Finite Element Analysis (FEA) is an integral part of structural engineering, and as such, plays a key role in the ship design process. In this article, C-Job’s Lead Naval Architect Nikos Papapanagiotou (from the head office in the Netherlands) and FEA Lead Engineer Dmitry Volik (from C-Job’s Ukraine office) talk about the relevance of FEA in the field of naval architecture and C-Job’s own skills and experience in the subject.
“FEA is a computer simulation method of solving complex engineering problems,” opens Nikos. “It uses a numerical method that simplifies a problem by ‘chopping’ it into smaller pieces.” He uses a curve on an XY axis as an example: “If we chop this curve into a finite number of smaller elements, and connect each point with straight lines, this gives us a very close result to reality.”

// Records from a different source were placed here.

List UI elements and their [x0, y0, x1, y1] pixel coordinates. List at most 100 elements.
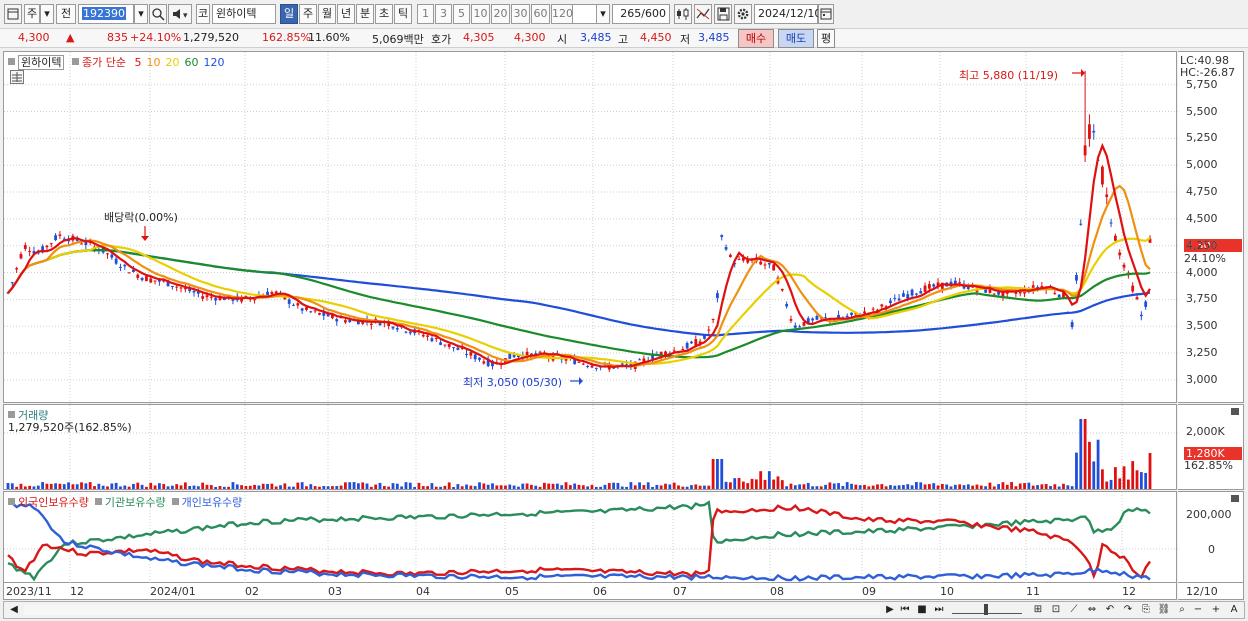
scroll-left-icon[interactable]: ◀	[6, 602, 22, 618]
period-button[interactable]: 주	[299, 4, 317, 24]
calendar-icon[interactable]	[818, 4, 834, 24]
interval-button[interactable]: 1	[417, 4, 434, 24]
market-select[interactable]: 주	[24, 4, 40, 24]
legend-stock-name[interactable]: 윈하이텍	[18, 55, 65, 70]
volume-bar	[802, 484, 806, 489]
interval-button[interactable]: 30	[511, 4, 530, 24]
stop-icon[interactable]: ■	[914, 602, 930, 618]
period-button[interactable]: 월	[318, 4, 336, 24]
volume-bar	[979, 485, 983, 489]
draw-line-icon[interactable]: ⟋	[1066, 602, 1082, 618]
last-page-icon[interactable]: ⏭	[931, 602, 947, 618]
link-icon[interactable]: ⛓	[1156, 602, 1172, 618]
candle-body	[1092, 130, 1096, 133]
low-arrow-head	[579, 377, 583, 385]
search-icon[interactable]	[149, 4, 167, 24]
panel-close-icon[interactable]	[1231, 408, 1239, 415]
volume-bar	[854, 484, 858, 489]
zoom-box-icon[interactable]: ⊡	[1048, 602, 1064, 618]
period-button[interactable]: 일	[280, 4, 298, 24]
candle-body	[1113, 235, 1117, 241]
candle-body	[1144, 301, 1148, 307]
interval-dropdown-icon[interactable]: ▾	[596, 4, 610, 24]
volume-chart-panel[interactable]: 거래량 1,279,520주(162.85%)	[3, 404, 1178, 491]
redo-icon[interactable]: ↷	[1120, 602, 1136, 618]
date-field[interactable]: 2024/12/10	[754, 4, 821, 24]
legend-ma-60[interactable]: 60	[184, 56, 198, 69]
panel-close-icon[interactable]	[1231, 495, 1239, 502]
code-dropdown-icon[interactable]: ▾	[134, 4, 148, 24]
first-page-icon[interactable]: ⏮	[897, 602, 913, 618]
price-y-axis[interactable]: LC:40.98 HC:-26.87 4,300 24.10% 5,750 5,5…	[1178, 51, 1244, 403]
period-button[interactable]: 틱	[394, 4, 412, 24]
window-menu-icon[interactable]	[4, 4, 22, 24]
settings-gear-icon[interactable]	[734, 4, 752, 24]
save-icon[interactable]	[714, 4, 732, 24]
volume-bar	[733, 478, 737, 489]
ma-line-5	[7, 142, 1151, 369]
legend-ma-type[interactable]: 종가 단순	[82, 56, 126, 69]
volume-bar	[642, 485, 646, 489]
candle-body	[906, 294, 910, 299]
minus-icon[interactable]: −	[1190, 602, 1206, 618]
candle-body	[785, 303, 789, 307]
candle-body	[902, 293, 905, 297]
legend-ma-10[interactable]: 10	[146, 56, 160, 69]
volume-y-axis[interactable]: 2,000K 1,280K 162.85%	[1178, 404, 1244, 490]
price-chart-panel[interactable]: 윈하이텍 종가 단순 5 10 20 60 120 배당락(0.00%) 최고 5,88…	[3, 51, 1178, 404]
zoom-slider-thumb[interactable]	[984, 604, 988, 615]
stock-name-field[interactable]: 윈하이텍	[212, 4, 276, 24]
interval-button[interactable]: 60	[531, 4, 550, 24]
table-view-icon[interactable]	[10, 70, 24, 84]
volume-bar	[417, 482, 421, 489]
candle-body	[426, 335, 429, 337]
zoom-out-search-icon[interactable]: ⌕	[1174, 602, 1190, 618]
legend-holdings-series[interactable]: 개인보유수량	[182, 496, 243, 509]
evaluate-button[interactable]: 평	[817, 29, 835, 48]
volume-bar	[729, 482, 732, 489]
volume-bar	[222, 486, 226, 489]
buy-button[interactable]: 매수	[738, 29, 774, 48]
zoom-slider[interactable]	[952, 604, 1022, 615]
interval-button[interactable]: 120	[551, 4, 573, 24]
volume-bar	[395, 483, 399, 489]
holdings-chart-panel[interactable]: 외국인보유수량 기관보유수량 개인보유수량	[3, 491, 1178, 584]
font-size-icon[interactable]: A	[1226, 602, 1242, 618]
candle-body	[681, 348, 685, 350]
scroll-track[interactable]	[24, 605, 880, 615]
period-button[interactable]: 분	[356, 4, 374, 24]
legend-ma-20[interactable]: 20	[165, 56, 179, 69]
interval-custom-input[interactable]	[569, 4, 599, 24]
mode-button[interactable]: 전	[56, 4, 76, 24]
legend-holdings-series[interactable]: 기관보유수량	[105, 496, 166, 509]
indicator-icon[interactable]	[694, 4, 712, 24]
sell-button[interactable]: 매도	[778, 29, 814, 48]
fit-width-icon[interactable]: ⇔	[1084, 602, 1100, 618]
stock-code-input[interactable]: 192390	[78, 4, 134, 24]
market-dropdown-icon[interactable]: ▾	[40, 4, 54, 24]
interval-button[interactable]: 5	[453, 4, 470, 24]
speaker-icon[interactable]: ▾	[168, 4, 192, 24]
holdings-y-axis[interactable]: 200,000 0	[1178, 491, 1244, 583]
period-button[interactable]: 초	[375, 4, 393, 24]
volume-bar	[1079, 419, 1083, 489]
scroll-right-icon[interactable]: ▶	[882, 602, 898, 618]
legend-ma-5[interactable]: 5	[134, 56, 141, 69]
volume-bar	[703, 485, 706, 489]
legend-holdings-series[interactable]: 외국인보유수량	[18, 496, 89, 509]
crosshair-icon[interactable]: ⊞	[1030, 602, 1046, 618]
plus-icon[interactable]: +	[1208, 602, 1224, 618]
chart-scrollbar[interactable]: ◀ ▶ ⏮ ■ ⏭ ⊞ ⊡ ⟋ ⇔ ↶ ↷ ⎘ ⛓ ⌕ − + A	[3, 601, 1245, 619]
count-field[interactable]: 265/600	[612, 4, 670, 24]
interval-button[interactable]: 3	[435, 4, 452, 24]
copy-icon[interactable]: ⎘	[1138, 602, 1154, 618]
candle-body	[391, 326, 395, 329]
volume-bar	[625, 486, 628, 489]
chart-type-icon[interactable]	[674, 4, 692, 24]
interval-button[interactable]: 10	[471, 4, 490, 24]
period-button[interactable]: 년	[337, 4, 355, 24]
undo-icon[interactable]: ↶	[1102, 602, 1118, 618]
legend-ma-120[interactable]: 120	[203, 56, 224, 69]
volume-bar	[382, 486, 386, 489]
interval-button[interactable]: 20	[491, 4, 510, 24]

For a ship design company like C-Job, FEA can be divided into three areas of detail: global, partial and local strength analyses. Nikos explains: “Global FEA concerns the geometry of the whole vessel, and checks mainly behaviour of the ship structure as a whole. This type of analysis is the most important when making the initial decisions of the design process such as principal dimensions (length, breadth) and general arrangement of the vessel.”

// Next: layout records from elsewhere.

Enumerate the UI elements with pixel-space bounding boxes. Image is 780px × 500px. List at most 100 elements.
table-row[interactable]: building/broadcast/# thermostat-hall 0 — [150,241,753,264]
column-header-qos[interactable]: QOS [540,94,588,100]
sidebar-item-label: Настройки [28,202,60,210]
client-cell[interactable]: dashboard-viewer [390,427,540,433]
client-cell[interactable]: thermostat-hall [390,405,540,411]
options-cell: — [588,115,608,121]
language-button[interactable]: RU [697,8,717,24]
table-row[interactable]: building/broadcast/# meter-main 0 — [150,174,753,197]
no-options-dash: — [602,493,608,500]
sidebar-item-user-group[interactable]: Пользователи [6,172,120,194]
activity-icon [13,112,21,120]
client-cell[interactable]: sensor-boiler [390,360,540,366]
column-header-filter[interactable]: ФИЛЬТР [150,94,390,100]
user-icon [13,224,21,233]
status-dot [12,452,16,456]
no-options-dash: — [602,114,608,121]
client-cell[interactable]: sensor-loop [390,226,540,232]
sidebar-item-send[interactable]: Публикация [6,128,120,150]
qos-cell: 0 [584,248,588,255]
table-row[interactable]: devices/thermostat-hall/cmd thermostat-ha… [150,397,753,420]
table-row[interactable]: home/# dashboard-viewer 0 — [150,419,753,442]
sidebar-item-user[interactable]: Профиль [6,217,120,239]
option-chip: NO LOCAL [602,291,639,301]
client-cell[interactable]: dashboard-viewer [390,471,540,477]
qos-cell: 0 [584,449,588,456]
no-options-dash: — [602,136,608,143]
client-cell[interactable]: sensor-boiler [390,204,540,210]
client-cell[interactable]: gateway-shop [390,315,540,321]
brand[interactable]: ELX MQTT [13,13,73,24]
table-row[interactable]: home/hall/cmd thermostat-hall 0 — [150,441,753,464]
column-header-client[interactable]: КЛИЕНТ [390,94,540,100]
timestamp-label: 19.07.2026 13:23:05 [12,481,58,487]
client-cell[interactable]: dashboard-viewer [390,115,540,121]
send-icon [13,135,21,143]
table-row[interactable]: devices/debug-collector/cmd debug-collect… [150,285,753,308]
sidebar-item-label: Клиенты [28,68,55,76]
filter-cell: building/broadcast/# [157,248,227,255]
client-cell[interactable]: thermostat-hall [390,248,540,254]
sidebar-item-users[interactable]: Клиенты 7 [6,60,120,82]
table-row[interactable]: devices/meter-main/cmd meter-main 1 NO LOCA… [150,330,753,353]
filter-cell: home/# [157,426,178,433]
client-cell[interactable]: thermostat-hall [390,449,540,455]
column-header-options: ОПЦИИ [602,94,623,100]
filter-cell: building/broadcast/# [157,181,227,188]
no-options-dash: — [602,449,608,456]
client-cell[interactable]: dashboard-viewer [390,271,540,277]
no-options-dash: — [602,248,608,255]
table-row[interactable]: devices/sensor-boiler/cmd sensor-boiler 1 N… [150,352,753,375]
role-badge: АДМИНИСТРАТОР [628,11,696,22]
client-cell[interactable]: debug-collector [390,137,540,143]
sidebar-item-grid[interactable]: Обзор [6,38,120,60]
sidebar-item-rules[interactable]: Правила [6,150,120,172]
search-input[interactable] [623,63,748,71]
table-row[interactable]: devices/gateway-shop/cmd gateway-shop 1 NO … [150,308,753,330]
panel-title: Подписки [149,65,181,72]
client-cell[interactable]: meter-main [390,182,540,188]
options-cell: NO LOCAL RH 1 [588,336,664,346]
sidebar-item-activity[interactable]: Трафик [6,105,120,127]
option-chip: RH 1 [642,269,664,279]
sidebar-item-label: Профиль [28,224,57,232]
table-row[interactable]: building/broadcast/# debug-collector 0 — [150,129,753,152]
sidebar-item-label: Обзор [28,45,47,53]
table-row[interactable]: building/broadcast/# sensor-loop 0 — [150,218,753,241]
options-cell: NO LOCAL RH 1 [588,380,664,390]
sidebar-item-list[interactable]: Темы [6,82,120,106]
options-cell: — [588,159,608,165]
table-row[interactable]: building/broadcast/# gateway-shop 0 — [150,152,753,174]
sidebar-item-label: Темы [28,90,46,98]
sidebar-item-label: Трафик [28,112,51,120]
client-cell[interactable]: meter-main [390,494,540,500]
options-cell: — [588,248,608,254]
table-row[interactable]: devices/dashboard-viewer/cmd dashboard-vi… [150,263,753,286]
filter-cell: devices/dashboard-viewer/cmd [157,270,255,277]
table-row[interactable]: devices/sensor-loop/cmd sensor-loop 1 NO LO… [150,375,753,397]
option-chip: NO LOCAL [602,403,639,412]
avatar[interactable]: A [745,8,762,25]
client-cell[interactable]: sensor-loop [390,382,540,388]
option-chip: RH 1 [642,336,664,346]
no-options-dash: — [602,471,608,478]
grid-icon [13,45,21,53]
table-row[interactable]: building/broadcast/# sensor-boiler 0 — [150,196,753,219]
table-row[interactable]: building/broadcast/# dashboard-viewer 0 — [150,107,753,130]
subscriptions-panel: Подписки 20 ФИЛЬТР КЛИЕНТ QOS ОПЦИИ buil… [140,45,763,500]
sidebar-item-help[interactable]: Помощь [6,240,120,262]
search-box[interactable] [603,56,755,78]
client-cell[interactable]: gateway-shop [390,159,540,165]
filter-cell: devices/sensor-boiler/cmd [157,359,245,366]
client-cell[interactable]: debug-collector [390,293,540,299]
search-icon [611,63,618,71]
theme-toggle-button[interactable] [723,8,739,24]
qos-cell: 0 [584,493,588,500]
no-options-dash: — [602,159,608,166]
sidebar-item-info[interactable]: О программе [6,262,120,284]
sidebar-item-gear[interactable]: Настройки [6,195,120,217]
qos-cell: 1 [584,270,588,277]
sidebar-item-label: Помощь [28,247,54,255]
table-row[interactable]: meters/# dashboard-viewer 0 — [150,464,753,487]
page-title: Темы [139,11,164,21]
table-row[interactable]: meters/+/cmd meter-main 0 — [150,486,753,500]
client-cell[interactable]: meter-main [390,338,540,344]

As the term suggests, partial analysis is used to analyse a part of the ship. “This is typically a substantial part of the ship; at least 20 per cent of its total length or three hold lengths. The purpose of this is to investigate in more depth the primary structure of the vessel together with irregularities in the structure such as openings, hatches, doors or ventilation ducts. Local analysis goes even further into detail, as Dmitry will explain.”
Finite Element discretization of Ordinary WebFrame
Additional forces call for local analysis
C-Job can perform FEA in all of its offices, both in the Netherlands and in Ukraine. The Ukraine office, C-Job Nikolayev, has a team of engineers dedicated to performing FE strength calculations. “Our work is very similar to what is happening in the Dutch offices and we work very closely with our Dutch colleagues; sharing knowledge is very important,” says Dmitry. “At the moment we mainly work on local strength analysis, but we have the intention to cover global analysis as well, just as our Dutch colleagues do.

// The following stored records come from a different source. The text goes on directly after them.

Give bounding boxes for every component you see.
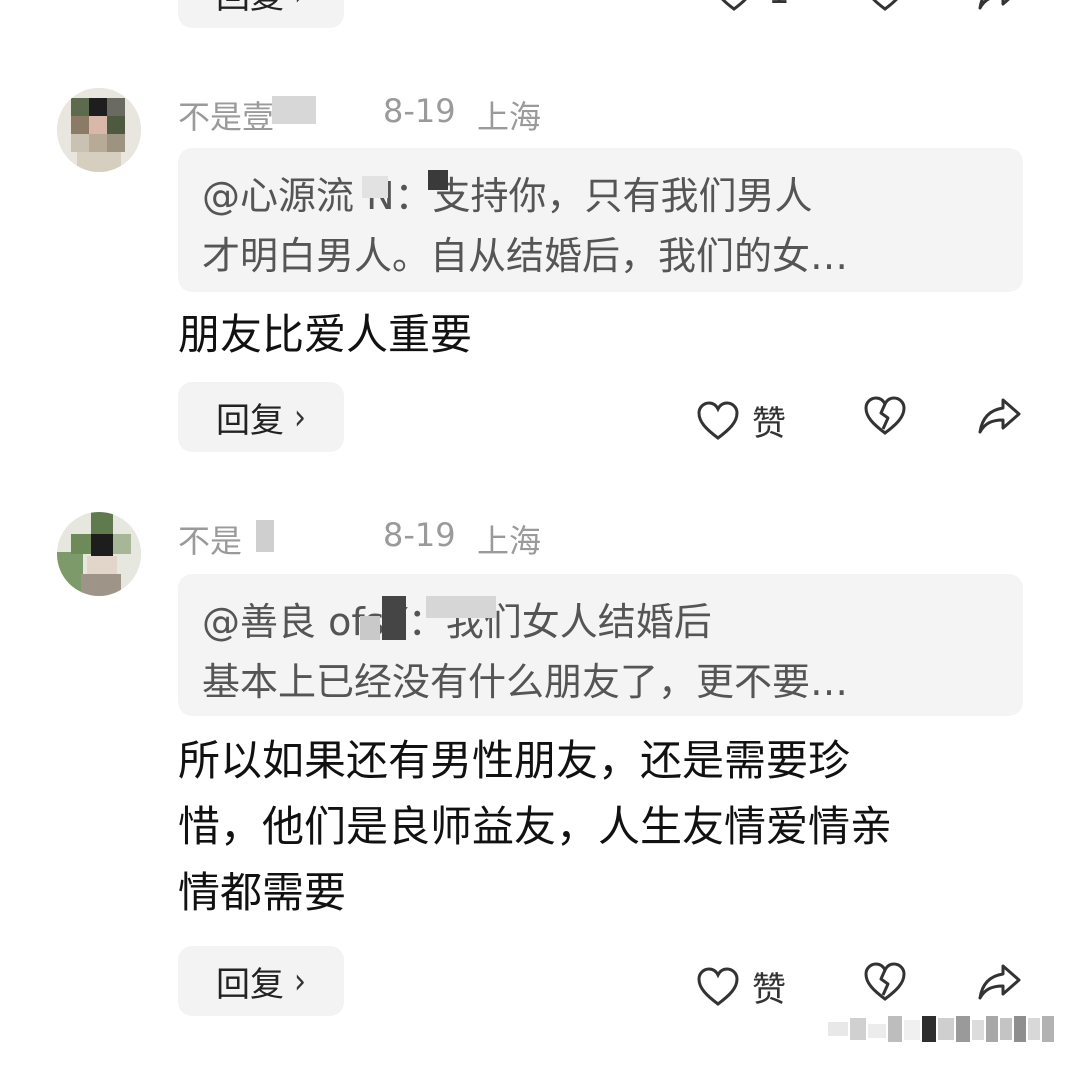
- name-mosaic: [256, 520, 274, 552]
- avatar[interactable]: [57, 88, 141, 172]
- quoted-comment[interactable]: @心源流 N：支持你，只有我们男人 才明白男人。自从结婚后，我们的女…: [178, 148, 1023, 292]
- like-button[interactable]: 赞: [696, 396, 786, 445]
- comment-date: 8-19: [383, 92, 456, 130]
- dislike-button-top[interactable]: [863, 0, 907, 12]
- broken-heart-icon: [864, 962, 906, 1001]
- quote-line: @心源流 N：支持你，只有我们男人: [202, 174, 813, 218]
- comment-meta: 不是 8-19 上海: [178, 516, 541, 562]
- comment-line: 所以如果还有男性朋友，还是需要珍: [178, 736, 851, 785]
- reply-button[interactable]: 回复 ›: [178, 382, 344, 452]
- reply-button-top[interactable]: 回复 ›: [178, 0, 344, 28]
- like-count: 1: [768, 0, 790, 12]
- dislike-button[interactable]: [863, 396, 907, 436]
- quote-mosaic: [360, 616, 380, 640]
- quoted-comment[interactable]: @善良 ofsY：我们女人结婚后 基本上已经没有什么朋友了，更不要…: [178, 574, 1023, 716]
- chevron-right-icon: ›: [294, 396, 306, 438]
- quote-line: @善良 ofsY：我们女人结婚后: [202, 600, 712, 644]
- like-button[interactable]: 赞: [696, 962, 786, 1011]
- share-button[interactable]: [977, 396, 1021, 436]
- comment-line: 情都需要: [178, 868, 347, 917]
- like-label: 赞: [752, 970, 786, 1010]
- comment-line: 惜，他们是良师益友，人生友情爱情亲: [178, 802, 893, 851]
- heart-icon: [721, 0, 747, 11]
- comment-text: 所以如果还有男性朋友，还是需要珍 惜，他们是良师益友，人生友情爱情亲 情都需要: [178, 728, 1028, 926]
- comment-date: 8-19: [383, 516, 456, 554]
- share-icon: [978, 398, 1021, 434]
- comment-meta: 不是壹 8-19 上海: [178, 92, 541, 138]
- share-button-top[interactable]: [977, 0, 1021, 12]
- comment-text: 朋友比爱人重要: [178, 310, 473, 359]
- share-icon: [978, 964, 1021, 1000]
- avatar[interactable]: [57, 512, 141, 596]
- quote-line: 才明白男人。自从结婚后，我们的女…: [202, 234, 849, 278]
- share-button[interactable]: [977, 962, 1021, 1002]
- reply-label: 回复: [216, 0, 284, 18]
- quote-mosaic: [426, 596, 496, 618]
- quote-line: 基本上已经没有什么朋友了，更不要…: [202, 660, 849, 704]
- like-button-top[interactable]: 1: [712, 0, 790, 12]
- dislike-button[interactable]: [863, 962, 907, 1002]
- share-icon: [978, 0, 1010, 10]
- heart-icon: [697, 400, 739, 440]
- quote-mosaic: [428, 170, 448, 190]
- author-name[interactable]: 不是: [178, 516, 383, 562]
- reply-label: 回复: [216, 964, 284, 1005]
- heart-icon: [697, 966, 739, 1006]
- watermark-mosaic: [828, 1016, 1056, 1042]
- comment-location: 上海: [477, 98, 542, 136]
- chevron-right-icon: ›: [294, 0, 306, 14]
- like-label: 赞: [752, 404, 786, 444]
- broken-heart-icon: [864, 396, 906, 435]
- name-mosaic: [272, 96, 316, 124]
- comment-location: 上海: [477, 522, 542, 560]
- quote-mosaic: [382, 596, 406, 640]
- chevron-right-icon: ›: [294, 960, 306, 1002]
- broken-heart-icon: [872, 0, 898, 11]
- reply-label: 回复: [216, 400, 284, 441]
- quote-mosaic: [362, 176, 388, 198]
- reply-button[interactable]: 回复 ›: [178, 946, 344, 1016]
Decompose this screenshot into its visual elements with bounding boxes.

“Local FEA can be carried out on any part of the ship, but it is especially useful in areas where more detailed calculations are needed because of additional forces, bending moments, fatigue or vibrations that could affect structural integrity. Therefore, it is generally used to calculate loads on smaller structures such as crane foundations, winches, mooring systems or other mission equipment.”
Dmitry goes on to say that the FEA team at C-Job Nikolayev has experience supporting customers with strength calculations on numerous types of vessel. “Heavy lift crane vessels, ferries, yachts, drill ships, barges, dredgers, and cable layers for example,” he notes. “This includes strength and fatigue analysis of ship machinery and offshore and onshore wind equipment and components.” While C-Job uses ANSYS Mechanical (both Classic and Workbench) and Siemens Femap for FE strength calculations, Dmitry points out that the team are also able to customise the software. “This gives us much more flexibility in tasks, creating tools for specific needs, for example.”
Finite Element mesh of a 3-cargo hold model
Optimising structure and dimensions
It is important to note that FEA is not only useful in new build projects, adds Nikos. “Being able to prove the integrity of a structure is especially important if you are building something for the first time, and for which there are no rules yet.” Furthermore, FEA can be utilised during conversion contracts. “Converting a vessel for a new purpose often involves adding new mission equipment for which it was not originally designed. FEA allows you to check the new loads of the vessel with its new equipment.”
Nikos rounds up the conversation by highlighting the benefits that FEA can provide the ship owner. “The big advantage is that it can be applied at the very early stages of ship design. Therefore, it can be done before you make important decisions – it can even help you make them. These decisions relate to optimising the structure and dimensions, which go hand in hand with construction costs. It also allows a deeper insight into material selection and feasibility during the concept stages of design.”